Debarati Sanyal

Job title: 
Professor of French
Bio/CV: 

Debarati Sanyal is Professor of French and Director of the Consortium for Interdisciplinary Research (CIR). She grew up in France and received her BA in English and Modern Languages from Oxford. She came to the United States for a PhD in Romance Languages and Literatures at Princeton and held a junior faculty position at Yale before joining the Berkeley French Department in 2000. She received the UC Berkeley Distinguished Teaching Award in 2014, and was a Guggenheim Fellow (2021-2022). She is affiliated with Critical Theory, the Center for Race and Gender, and European Studies. Her research and teaching interests include critical refugee studies; aesthetics and biopolitics;  postwar French and Francophone culture; transcultural memory studies.

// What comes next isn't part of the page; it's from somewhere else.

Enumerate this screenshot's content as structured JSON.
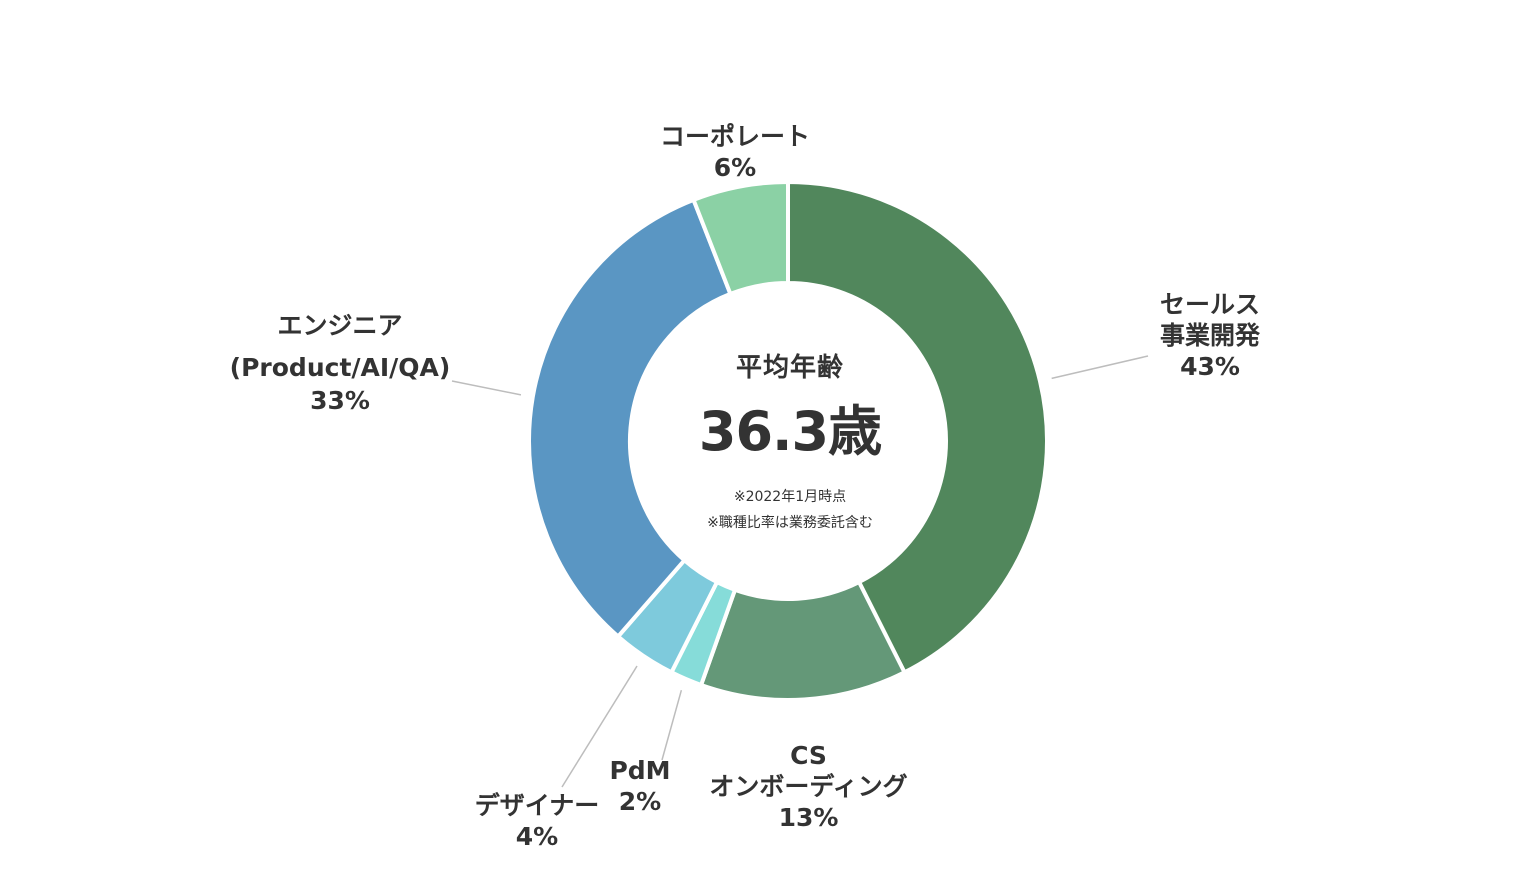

Debarati's first book, The Violence of Modernity: Baudelaire, Irony and the Politics of Form (Johns Hopkins, 2006), reclaims Baudelaire's aesthetic legacy for ethical inquiry and historical critique; her second book, Memory and Complicity: Migrations of Holocaust Remembrance (Fordham, 2015), addresses the transnational deployment of complicity in the aftermath of the Shoah. Her most recent book, Arts of the Border: Fugitive Bodies at the Edges of Europe (forthcoming with Fordham in 2025) addresses migrant resistance, biopolitics and aesthetics in Europe's current refugee "crisis, and was supported by a Guggenheim Fellowship (2021-2022). She currently serves as a co-PI (with Judith Butler, Denise Ferreira da Silva and Shannon Jackson) on a Mellon grant for A Counter-Imaginary in Authoritarian Times.